Géraldine BEAUPERE (Liège, 1983)

Fréquente les ateliers du Créahm Région Wallonne, Liège depuis 2007.

A la manière d'un moine copiste, Géraldine reproduit des ouvrages entiers dont elle s'est pris de passion ; elle n'abandonne le livre qu'une fois sa tâche terminée. L'artiste privilégie les compositions en noir et blanc qui confère à l'ensemble une grande force expressive ; beaucoup de poésie et de douceur se dégage de son travail. Insistons sur la série de portraits inspirés de Chronographie de Dominique Goblet et Nikita Fossoul (L'Association, 2010) qui marque une étape importante dans l'évolution de son travail : Géraldine copie, s'est indéniable, mais cette tâche particulière l'amène peu à peu à s'affranchir et à s'affirmer. Ses derniers dessins, réalisés dans des carnets, mêlent dessins et écritures. Ne sachant ni lire ni écrire, l'artiste s'applique à reproduire des lettres mais dans un alphabet qui n'appartient qu'à elle et qui confère à son travail une singularité.

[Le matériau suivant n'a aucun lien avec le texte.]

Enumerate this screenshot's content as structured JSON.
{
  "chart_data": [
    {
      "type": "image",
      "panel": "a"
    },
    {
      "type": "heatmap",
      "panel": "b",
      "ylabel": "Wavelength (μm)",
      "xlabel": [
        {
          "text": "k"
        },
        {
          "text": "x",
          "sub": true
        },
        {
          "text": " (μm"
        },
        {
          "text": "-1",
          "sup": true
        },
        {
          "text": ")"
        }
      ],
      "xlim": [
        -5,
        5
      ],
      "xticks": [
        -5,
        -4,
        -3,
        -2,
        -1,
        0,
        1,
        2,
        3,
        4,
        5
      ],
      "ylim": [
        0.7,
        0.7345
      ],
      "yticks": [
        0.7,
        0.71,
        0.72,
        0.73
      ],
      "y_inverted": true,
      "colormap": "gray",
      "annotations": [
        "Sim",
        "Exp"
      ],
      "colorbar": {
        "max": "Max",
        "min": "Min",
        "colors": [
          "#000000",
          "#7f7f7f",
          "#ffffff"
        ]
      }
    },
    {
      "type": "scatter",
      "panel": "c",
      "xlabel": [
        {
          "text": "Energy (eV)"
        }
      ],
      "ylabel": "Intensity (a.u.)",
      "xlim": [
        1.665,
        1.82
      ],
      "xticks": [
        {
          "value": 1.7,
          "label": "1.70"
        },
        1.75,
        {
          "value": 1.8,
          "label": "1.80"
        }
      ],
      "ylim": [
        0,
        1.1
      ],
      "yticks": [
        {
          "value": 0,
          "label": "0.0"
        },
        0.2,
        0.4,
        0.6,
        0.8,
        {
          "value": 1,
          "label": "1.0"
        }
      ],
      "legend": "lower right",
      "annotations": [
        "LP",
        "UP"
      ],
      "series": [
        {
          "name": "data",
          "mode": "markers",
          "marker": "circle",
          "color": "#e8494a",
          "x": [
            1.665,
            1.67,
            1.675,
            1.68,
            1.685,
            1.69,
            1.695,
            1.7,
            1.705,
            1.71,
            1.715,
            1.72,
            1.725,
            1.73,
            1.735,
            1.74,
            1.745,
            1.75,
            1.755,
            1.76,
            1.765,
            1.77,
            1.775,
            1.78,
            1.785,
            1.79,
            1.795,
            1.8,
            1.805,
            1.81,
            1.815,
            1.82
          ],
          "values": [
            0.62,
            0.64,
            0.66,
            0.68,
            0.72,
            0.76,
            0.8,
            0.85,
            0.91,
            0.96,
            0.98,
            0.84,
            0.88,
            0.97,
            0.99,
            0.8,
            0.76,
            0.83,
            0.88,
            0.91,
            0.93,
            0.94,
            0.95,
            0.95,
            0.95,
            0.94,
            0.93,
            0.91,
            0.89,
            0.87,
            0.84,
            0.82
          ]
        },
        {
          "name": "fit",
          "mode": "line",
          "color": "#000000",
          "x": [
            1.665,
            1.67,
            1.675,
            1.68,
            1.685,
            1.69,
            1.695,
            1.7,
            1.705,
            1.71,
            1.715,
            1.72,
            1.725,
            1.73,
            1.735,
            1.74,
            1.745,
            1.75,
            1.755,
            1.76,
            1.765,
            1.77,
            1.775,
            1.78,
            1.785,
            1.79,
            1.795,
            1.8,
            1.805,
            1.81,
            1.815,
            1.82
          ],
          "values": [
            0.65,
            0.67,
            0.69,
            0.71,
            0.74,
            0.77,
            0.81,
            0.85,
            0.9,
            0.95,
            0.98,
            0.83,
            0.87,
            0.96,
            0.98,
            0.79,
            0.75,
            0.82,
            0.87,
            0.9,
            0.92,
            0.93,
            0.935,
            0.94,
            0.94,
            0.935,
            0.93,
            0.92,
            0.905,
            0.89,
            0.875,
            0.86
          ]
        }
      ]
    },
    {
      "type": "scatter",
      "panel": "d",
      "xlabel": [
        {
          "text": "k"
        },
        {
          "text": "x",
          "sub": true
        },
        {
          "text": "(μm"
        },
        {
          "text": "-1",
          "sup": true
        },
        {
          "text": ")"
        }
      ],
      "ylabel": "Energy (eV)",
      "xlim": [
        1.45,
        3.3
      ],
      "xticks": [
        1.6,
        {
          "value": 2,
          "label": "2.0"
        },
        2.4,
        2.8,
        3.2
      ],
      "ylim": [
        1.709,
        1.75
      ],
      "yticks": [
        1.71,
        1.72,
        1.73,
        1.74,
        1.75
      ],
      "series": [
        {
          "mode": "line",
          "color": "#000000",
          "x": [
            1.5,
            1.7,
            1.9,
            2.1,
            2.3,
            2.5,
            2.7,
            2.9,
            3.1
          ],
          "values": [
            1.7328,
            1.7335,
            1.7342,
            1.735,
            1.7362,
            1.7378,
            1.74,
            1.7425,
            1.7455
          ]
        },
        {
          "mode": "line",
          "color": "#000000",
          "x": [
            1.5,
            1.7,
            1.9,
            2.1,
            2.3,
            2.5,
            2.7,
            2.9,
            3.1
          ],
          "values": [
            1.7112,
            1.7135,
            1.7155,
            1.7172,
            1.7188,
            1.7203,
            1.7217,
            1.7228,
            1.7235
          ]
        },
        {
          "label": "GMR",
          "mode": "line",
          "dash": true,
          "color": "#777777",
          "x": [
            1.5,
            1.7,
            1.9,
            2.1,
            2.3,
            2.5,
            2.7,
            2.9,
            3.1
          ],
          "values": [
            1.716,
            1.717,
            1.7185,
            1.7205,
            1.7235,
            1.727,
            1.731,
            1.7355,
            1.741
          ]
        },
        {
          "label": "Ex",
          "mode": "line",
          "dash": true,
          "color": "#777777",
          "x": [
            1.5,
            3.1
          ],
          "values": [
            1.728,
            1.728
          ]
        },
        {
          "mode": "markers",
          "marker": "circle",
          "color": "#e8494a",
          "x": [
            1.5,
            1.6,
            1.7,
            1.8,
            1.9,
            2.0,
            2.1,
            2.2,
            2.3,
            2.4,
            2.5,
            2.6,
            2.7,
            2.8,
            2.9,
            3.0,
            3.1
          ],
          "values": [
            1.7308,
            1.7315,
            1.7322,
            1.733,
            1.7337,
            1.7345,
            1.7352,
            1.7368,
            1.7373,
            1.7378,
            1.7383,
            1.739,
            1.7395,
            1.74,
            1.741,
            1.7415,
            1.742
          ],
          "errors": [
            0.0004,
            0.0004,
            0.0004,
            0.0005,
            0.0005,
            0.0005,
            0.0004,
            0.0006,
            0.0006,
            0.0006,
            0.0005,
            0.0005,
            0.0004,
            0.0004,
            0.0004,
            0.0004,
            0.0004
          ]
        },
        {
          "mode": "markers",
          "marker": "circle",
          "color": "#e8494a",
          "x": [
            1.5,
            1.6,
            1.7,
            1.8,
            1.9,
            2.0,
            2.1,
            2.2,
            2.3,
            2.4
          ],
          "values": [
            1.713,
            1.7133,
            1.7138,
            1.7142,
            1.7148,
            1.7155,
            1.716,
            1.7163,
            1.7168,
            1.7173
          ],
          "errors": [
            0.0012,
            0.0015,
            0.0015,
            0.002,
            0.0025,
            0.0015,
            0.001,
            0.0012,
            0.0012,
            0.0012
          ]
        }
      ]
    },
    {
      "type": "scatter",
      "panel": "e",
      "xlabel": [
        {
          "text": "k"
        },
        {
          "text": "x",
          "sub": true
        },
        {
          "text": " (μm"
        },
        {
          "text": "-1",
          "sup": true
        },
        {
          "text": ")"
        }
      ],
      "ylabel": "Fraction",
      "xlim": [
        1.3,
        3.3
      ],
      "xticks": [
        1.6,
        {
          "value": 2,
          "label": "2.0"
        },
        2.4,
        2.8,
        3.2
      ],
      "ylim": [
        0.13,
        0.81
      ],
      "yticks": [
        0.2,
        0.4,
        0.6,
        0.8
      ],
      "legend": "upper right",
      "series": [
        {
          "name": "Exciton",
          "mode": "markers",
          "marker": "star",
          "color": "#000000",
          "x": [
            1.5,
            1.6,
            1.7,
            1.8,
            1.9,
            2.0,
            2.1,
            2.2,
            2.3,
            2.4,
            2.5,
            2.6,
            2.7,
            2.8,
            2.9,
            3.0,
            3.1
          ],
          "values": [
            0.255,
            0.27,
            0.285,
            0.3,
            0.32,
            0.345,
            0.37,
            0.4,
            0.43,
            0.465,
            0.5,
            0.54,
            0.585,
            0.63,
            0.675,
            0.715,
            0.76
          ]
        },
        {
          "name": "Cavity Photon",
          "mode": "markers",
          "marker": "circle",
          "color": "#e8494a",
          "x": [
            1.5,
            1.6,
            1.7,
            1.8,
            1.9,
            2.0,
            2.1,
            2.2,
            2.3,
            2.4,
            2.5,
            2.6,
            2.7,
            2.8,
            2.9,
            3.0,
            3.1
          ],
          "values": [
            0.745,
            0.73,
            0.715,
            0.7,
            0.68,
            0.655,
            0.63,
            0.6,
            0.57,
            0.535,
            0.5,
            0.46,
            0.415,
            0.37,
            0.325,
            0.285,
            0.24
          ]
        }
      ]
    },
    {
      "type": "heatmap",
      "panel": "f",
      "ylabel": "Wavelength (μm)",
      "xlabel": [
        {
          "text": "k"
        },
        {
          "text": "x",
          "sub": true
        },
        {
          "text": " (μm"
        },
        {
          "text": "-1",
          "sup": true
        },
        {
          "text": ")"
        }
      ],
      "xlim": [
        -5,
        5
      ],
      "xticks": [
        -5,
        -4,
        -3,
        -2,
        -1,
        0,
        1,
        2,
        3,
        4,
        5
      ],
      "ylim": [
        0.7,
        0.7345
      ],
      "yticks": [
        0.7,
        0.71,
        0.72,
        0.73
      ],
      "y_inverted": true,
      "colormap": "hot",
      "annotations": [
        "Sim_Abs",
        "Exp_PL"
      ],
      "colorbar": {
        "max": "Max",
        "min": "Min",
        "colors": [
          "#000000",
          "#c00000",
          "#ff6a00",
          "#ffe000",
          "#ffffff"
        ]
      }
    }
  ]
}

Commentaire de Gentiane Angeli, animatrice de l'atelier plastique, Créahm, Région wallonne :

Géraldine Beaupère ou « Les manuscrits de la souris amoureuse ».

Géraldine est une « grignoteuse » souriante ; une passionnée boulimique, une chuchoteuse. Une copiste avant tout. Discrète à l'air malicieux. Elle saute de coup de foudre en coup de foudre en ce qui concerne les livres illustrés, sa véritable sources d'inspiration, et de manière particulière la bande dessinée contemporaine; elle aime reproduire et interpréter des textes qu'elle ne peut lire (elle ne sait pas lire !).

Géraldine préfère les petits formats. Elle retranscrit dans ses carnets (sorte de journal intime) des textes empreint de douceur et qui donnent une impression de lecture chuchotée. Géraldine reproduit tout ce qui la séduit : textes ,images.... Le trait est sensible et témoigne d'une certaine « délicatesse maladroite » mais extrêmement poétique. Nous sommes face à un travail unique, simple et intimement précieux.